Leftism appeals to the young and the romantic because it sees and dreams of a better world than that in which we live. It sees a world in which all men live selflessly in communal harmony, as Rousseau envisioned our primitive ancestors. That if private property, the source crimes, wars, and murders, can be abolished; then so will these evils.
It is an old argument, “nature or nurture”: whether man’s character is a byproduct of his upbringing and experiences, or if man’s nature is ingrained. The Left tends to believe that man is born a tabula rasa, a blank slate. That if man is just properly educated, inculcated, and indoctrinated in correct thinking he will become the “perfect socialist man”.
But the very trait that makes leftism so attractive to young dreamers is the source of its propensity to violence.
Neurotics create castles in the sky; psychotics live in them: It is an old joke in psychiatric medicine.

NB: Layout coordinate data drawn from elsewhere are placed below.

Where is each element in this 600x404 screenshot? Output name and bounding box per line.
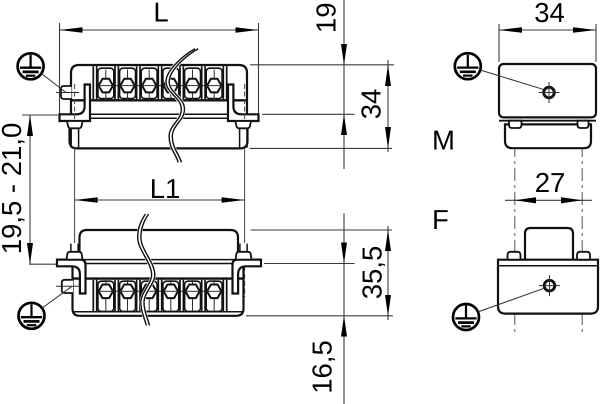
dimension L1 arrow right [222, 197, 245, 203]
M view centerline left [514, 72, 516, 333]
svg-text:19: 19 [310, 3, 341, 34]
male terminal cell 6 [206, 68, 222, 100]
female terminal divider 4 [158, 280, 161, 312]
female ground leader [42, 286, 72, 308]
female terminal row centerline [96, 290, 224, 292]
dimension 34 right line [499, 29, 596, 31]
male terminal cell 3 [141, 68, 157, 100]
female terminal divider 2 [115, 280, 118, 312]
svg-text:M: M [432, 125, 455, 156]
dimension 19,5-21,0 arrow up [27, 115, 33, 136]
female terminal divider 3 [137, 280, 140, 312]
dimension L1 arrow left [75, 197, 98, 203]
F view foot right [577, 252, 590, 260]
chain arrow up at female bottom [341, 316, 347, 337]
male terminal divider 1 [93, 66, 96, 99]
female flange line [57, 259, 261, 261]
M view ledge [499, 120, 596, 122]
dimension 27 line [505, 199, 592, 201]
female terminal divider 1 [93, 280, 96, 312]
M ground symbol [455, 53, 481, 79]
dimension 35,5 line [387, 226, 389, 320]
dimension 34 line [387, 60, 389, 152]
svg-text:F: F [432, 204, 449, 235]
M view foot right [578, 121, 589, 128]
extension line female body bottom [246, 315, 393, 317]
female terminal cell 6 [206, 280, 222, 311]
dimension 34 right extension left [498, 24, 500, 62]
dimension L line [60, 29, 259, 31]
male terminal divider 3 [137, 66, 140, 99]
female terminal cell 4 [163, 280, 179, 311]
male terminal cell 2 [120, 68, 136, 100]
dimension L arrow left [60, 27, 83, 33]
extension line male flange [262, 113, 355, 115]
male PE bump centerline [56, 92, 79, 94]
female mounting bracket left [57, 260, 86, 294]
F view center screw [539, 275, 560, 296]
svg-text:35,5: 35,5 [357, 246, 388, 300]
male terminal cell 4 [163, 68, 179, 100]
female PE bump centerline [56, 285, 79, 287]
dimension L1 line [75, 199, 245, 201]
svg-text:L: L [153, 0, 168, 28]
svg-text:34: 34 [356, 89, 387, 120]
dimension 34 right extension right [595, 24, 597, 62]
male terminal row centerline [96, 85, 224, 87]
female PE contact bump [62, 280, 73, 293]
dimension 35,5 arrow up [385, 230, 391, 251]
male bracket screw left [67, 121, 83, 148]
female terminal cell 3 [141, 280, 157, 311]
male terminal divider 6 [202, 66, 205, 99]
dimension L extension line left [59, 23, 61, 114]
extension line female flange right [264, 263, 355, 265]
svg-text:19,5 - 21,0: 19,5 - 21,0 [0, 123, 27, 254]
dimension 34 arrow down [385, 127, 391, 148]
M view centerline right [581, 72, 583, 333]
female terminal row bottom line [73, 311, 243, 313]
dimension 19 arrow down [341, 44, 347, 65]
female terminal divider 6 [202, 280, 205, 312]
female ground symbol [19, 303, 45, 329]
male terminal row bottom line [71, 99, 247, 101]
male skirt top line [70, 117, 248, 119]
M view center screw [539, 82, 560, 103]
male terminal divider 7 [223, 66, 226, 99]
female terminal divider 7 [223, 280, 226, 312]
svg-text:27: 27 [535, 167, 566, 198]
female terminal divider 5 [180, 280, 183, 312]
extension line female flange left [29, 263, 59, 265]
male ground leader [41, 74, 66, 93]
extension line male top [250, 64, 394, 66]
dimension 19,5-21,0 arrow down [27, 243, 33, 264]
dimension 19 arrow up [341, 114, 347, 135]
F view foot left [508, 252, 521, 260]
female terminal cell 2 [120, 280, 136, 311]
dimension L1 extension line left [74, 84, 76, 297]
female terminal row top line [73, 277, 244, 279]
female insert hood [80, 230, 239, 264]
male PE contact bump [61, 86, 72, 99]
female terminal cell 1 [98, 280, 114, 311]
dimension 27 arrow right [561, 197, 582, 203]
female bracket screw left [67, 244, 83, 260]
male terminal divider 2 [115, 66, 118, 99]
svg-text:L1: L1 [150, 173, 181, 204]
female mounting bracket right [233, 260, 262, 294]
extension line female hood top [251, 229, 393, 231]
dimension 35,5 arrow down [385, 295, 391, 316]
F ground leader [478, 288, 544, 312]
female break line [138, 214, 155, 326]
dimension L arrow right [236, 27, 259, 33]
female insert body [73, 264, 244, 316]
dimension L1 extension line right [244, 84, 246, 297]
M view foot left [509, 121, 522, 128]
dimension 27 arrow left [515, 197, 536, 203]
dimension 19 line [343, 0, 345, 169]
male insert body [71, 65, 247, 114]
dimension L extension line right [258, 23, 260, 114]
svg-text:34: 34 [534, 0, 565, 28]
extension line flange left [22, 114, 58, 116]
dimension 34 arrow up [385, 65, 391, 86]
male insert skirt [70, 118, 248, 148]
F view ledge line [498, 265, 598, 267]
male terminal cell 5 [185, 68, 201, 100]
female bracket screw right [236, 244, 252, 260]
extension line male bottom [250, 147, 393, 149]
male flange line [60, 113, 259, 115]
dimension 34 right arrow left [499, 27, 522, 33]
male mounting bracket right [228, 85, 259, 122]
dimension chain line lower [343, 213, 345, 404]
male ground symbol [18, 53, 44, 79]
male bracket screw right [235, 121, 251, 148]
dimension 19,5-21,0 line [29, 115, 31, 264]
M view skirt [505, 124, 591, 148]
chain arrow down at female flange [341, 243, 347, 264]
male terminal divider 5 [180, 66, 183, 99]
F ground symbol [453, 304, 479, 330]
svg-text:16,5: 16,5 [307, 340, 338, 394]
M view body [499, 64, 596, 117]
M ground leader [480, 70, 543, 89]
F view body [498, 260, 598, 314]
male terminal divider 4 [158, 66, 161, 99]
male terminal cell 1 [98, 68, 114, 100]
F view nose [525, 228, 573, 260]
dimension 34 right arrow right [573, 27, 596, 33]
female terminal cell 5 [185, 280, 201, 311]
female body top line [73, 263, 244, 265]
male break line [166, 49, 198, 163]
male mounting bracket left [60, 85, 91, 122]
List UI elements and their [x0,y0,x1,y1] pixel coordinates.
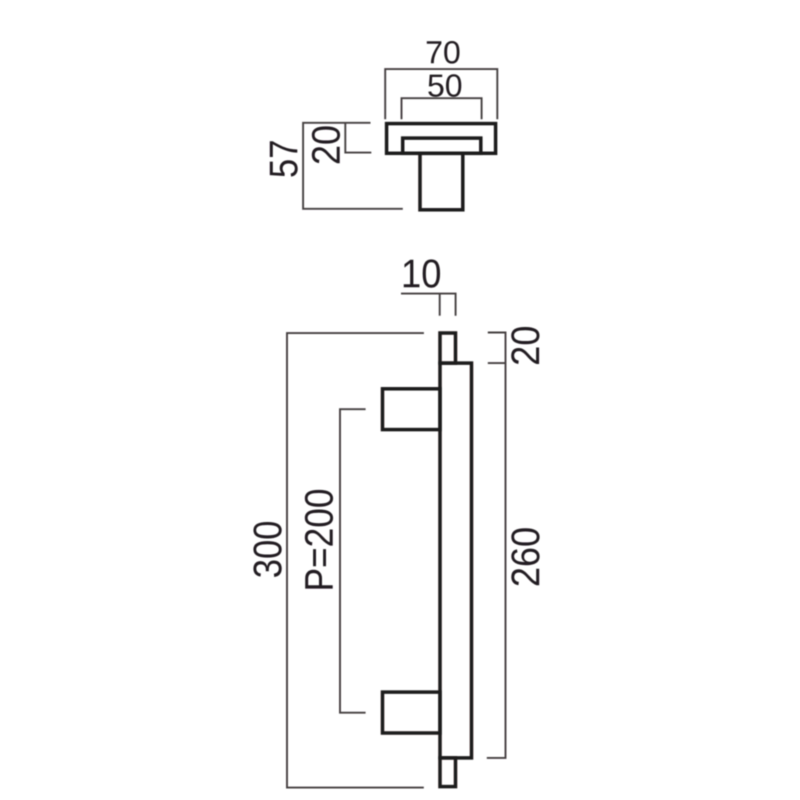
dimension 50 line [402,98,482,119]
dimension 20 tick (side view) [488,362,506,364]
dimension 10 line [401,294,456,316]
dimension P=200 line [340,409,366,713]
top view: square stem post [420,153,463,210]
dimension 300 label [253,522,281,577]
side view: top mounting post [383,389,441,430]
side view: top fixing stud [440,333,456,363]
side view: bottom mounting post [383,692,441,733]
dimension 57 label [270,141,298,176]
side view: bottom fixing stud [440,758,456,787]
dimension 50 label [428,74,461,97]
dimension 20 line (top view) [345,123,371,153]
dimension 70 line [385,69,497,119]
dimension 260 and 20 shared line [487,333,506,758]
dimension 70 label [427,41,460,64]
dimension 10 extension line [439,294,441,316]
dimension 20 label (side view) [511,327,539,364]
side view: handle bar [440,363,472,758]
dimension 57 line [303,123,403,209]
dimension 260 label [511,528,539,585]
top view: inner recess profile [403,138,481,153]
top view: escutcheon outer profile [387,124,496,154]
dimension 10 label [404,259,440,287]
dimension 20 label (top view) [312,126,340,163]
dimension P=200 label [305,490,333,589]
dimension 300 line [287,333,424,787]
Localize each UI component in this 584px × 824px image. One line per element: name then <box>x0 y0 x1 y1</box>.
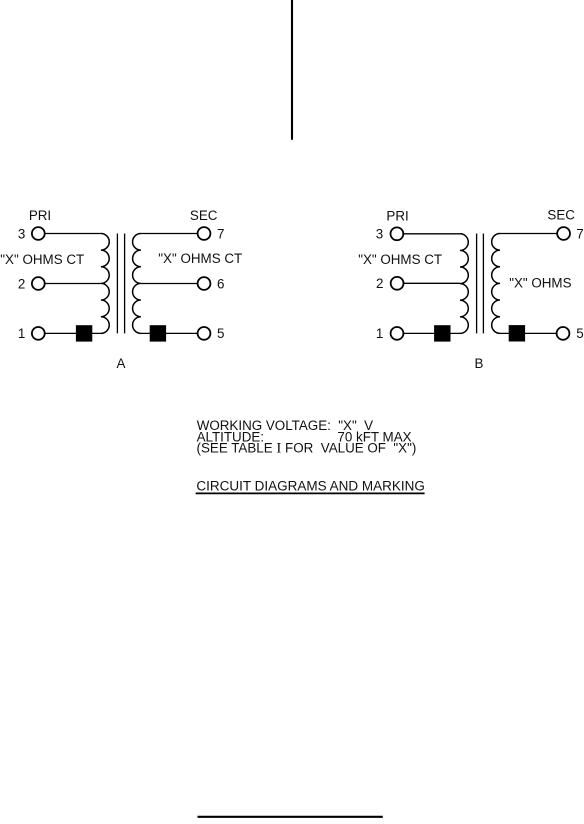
svg-text:5: 5 <box>576 326 583 341</box>
pin 2 terminal (B) <box>391 277 404 290</box>
title underline <box>196 492 425 494</box>
pin 3 terminal (B) <box>391 227 404 240</box>
svg-text:SEC: SEC <box>547 208 575 223</box>
wire pin5 to secondary (A) <box>141 332 198 334</box>
core line right (B) <box>482 234 484 334</box>
wire pin1 to primary (B) <box>403 332 460 334</box>
svg-text:3: 3 <box>18 226 25 241</box>
transformer B <box>358 208 584 371</box>
wire pin6 center tap (A) <box>141 283 198 285</box>
svg-text:2: 2 <box>376 276 383 291</box>
primary winding (B) <box>460 234 468 334</box>
pin 1 terminal (B) <box>391 327 404 340</box>
pin 7 terminal (B) <box>557 227 570 240</box>
svg-text:A: A <box>117 356 126 371</box>
svg-text:7: 7 <box>576 226 583 241</box>
svg-text:2: 2 <box>18 276 25 291</box>
svg-text:"X" OHMS CT: "X" OHMS CT <box>0 252 84 267</box>
polarity square on pin1 wire (A) <box>76 325 92 341</box>
transformer A <box>0 208 242 371</box>
core line right (A) <box>124 234 126 334</box>
core line left (A) <box>116 234 118 334</box>
svg-text:PRI: PRI <box>386 208 408 223</box>
svg-text:1: 1 <box>376 326 383 341</box>
svg-text:SEC: SEC <box>190 208 218 223</box>
svg-text:CIRCUIT DIAGRAMS AND MARKING: CIRCUIT DIAGRAMS AND MARKING <box>196 478 425 493</box>
core line left (B) <box>476 234 478 334</box>
wire pin5 to secondary (B) <box>500 332 557 334</box>
svg-text:1: 1 <box>18 326 25 341</box>
svg-text:7: 7 <box>217 226 224 241</box>
svg-text:3: 3 <box>376 227 383 242</box>
fold line (top vertical rule) <box>291 0 293 140</box>
wire pin1 to primary (A) <box>45 332 101 334</box>
wire pin3 to primary (B) <box>403 233 460 235</box>
wire pin7 to secondary (B) <box>500 233 557 235</box>
secondary winding (B) <box>492 234 500 334</box>
svg-text:"X" OHMS CT: "X" OHMS CT <box>158 251 242 266</box>
svg-text:6: 6 <box>217 276 224 291</box>
pin 5 terminal (B) <box>557 327 570 340</box>
polarity square on pin1 wire (B) <box>434 325 450 341</box>
pin 7 terminal (A) <box>198 227 211 240</box>
pin 5 terminal (A) <box>198 327 211 340</box>
svg-text:PRI: PRI <box>29 208 51 223</box>
svg-text:(SEE TABLE I FOR VALUE OF "X: (SEE TABLE I FOR VALUE OF "X") <box>197 440 417 456</box>
pin 3 terminal (A) <box>32 227 45 240</box>
polarity square on pin5 wire (A) <box>150 325 166 341</box>
wire pin7 to secondary (A) <box>141 233 198 235</box>
wire pin2 center tap (A) <box>45 283 101 285</box>
svg-text:B: B <box>475 356 484 371</box>
pin 1 terminal (A) <box>32 327 45 340</box>
pin 6 terminal (A) <box>198 277 211 290</box>
wire pin2 center tap (B) <box>404 282 461 284</box>
primary winding (A) <box>101 234 109 334</box>
bottom border line <box>198 816 383 818</box>
polarity square on pin5 wire (B) <box>509 325 525 341</box>
wire pin3 to primary (A) <box>45 233 101 235</box>
pin 2 terminal (A) <box>32 277 45 290</box>
svg-text:"X" OHMS: "X" OHMS <box>509 275 571 290</box>
svg-text:5: 5 <box>217 326 224 341</box>
secondary winding (A) <box>133 234 141 334</box>
svg-text:"X" OHMS CT: "X" OHMS CT <box>358 252 442 267</box>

And as any psychiatrist will tell you, confronting the delusions of a lunatic will often elicit a violent response.
The left creates castles in the sky, and attempts to not only live in them, but to make the rest of us do so as well. When confronted by the reality of the world as it is, the reaction is often a violent rejection.
At its heart, the problem is one of man’s very nature.
Humans are not born tabula rasa, a blank slate. We have certain traits that are nearly universal in our collective natures. For example, we love our children; we prefer the company of family and friends and people like ourselves; and we are motivated most commonly and successfully to labor for our own or our family’s profit. We also are born with natures that are unique to each, giving us natural born talents and tendencies. Some are naturally more aggressive, some naturally less. Some are naturally gregarious, while others tend to melancholy. Were all men born tabula rasa, then genetically identical twins raised by the same parents would turn out as near to carbon copies of each other as is possible. But anyone who has known twins will tell you that this is far from the case.
What humans are not is ants or bees. Men do not labor selflessly for the “collective good”. While some can be educated to think such selflessness is virtue (and perhaps it is), it is not ingrained in our nature. And when such selflessness conflicts with our basic need to labor for our own or family’s profit, man will opt to labor for himself before others unless forced to do otherwise.
It is only by force or coercion that the left has ever been able to force men to live the life of the “perfect socialist man”; which is akin to that of the ant or the bee. And it is only by force and coercion that leftist regimes can create and maintain some semblance of the utopia they envision.
To the left any means is justifiable in pursuit of their better world. As they live in a world of moral relativism, there is nothing wrong in using immoral means to achieve a moral goal. In telling lies about their opponents, they advance a greater truth. No calumny or slander is too great if it destroys those that stand in their way.
“What is objectionable, what is dangerous, about extremists is not that they are extreme, but that they are intolerant. The evil is not what they say about their cause, but what they say about their opponents.” (Robert Kennedy)
If in creating their utopia the left destroys men’s lives, they justify it in that they are saving mankind.
As Lenin famously said, one cannot make omelets without first breaking a few eggs.
Part 3: Utopian Visions Lead to Bloody Revolutions
- Discourse on the Origin of Inequality. Contrary to popular opinion, Rousseau never used the term “noble savage”. However the concept and character of primitive man as the “noble savage” was alive in France from the 16th century, when first articulated by Jacques Cartier speaking of the Iroquois, and Michel de Montaigne speaking of the Tupinamba.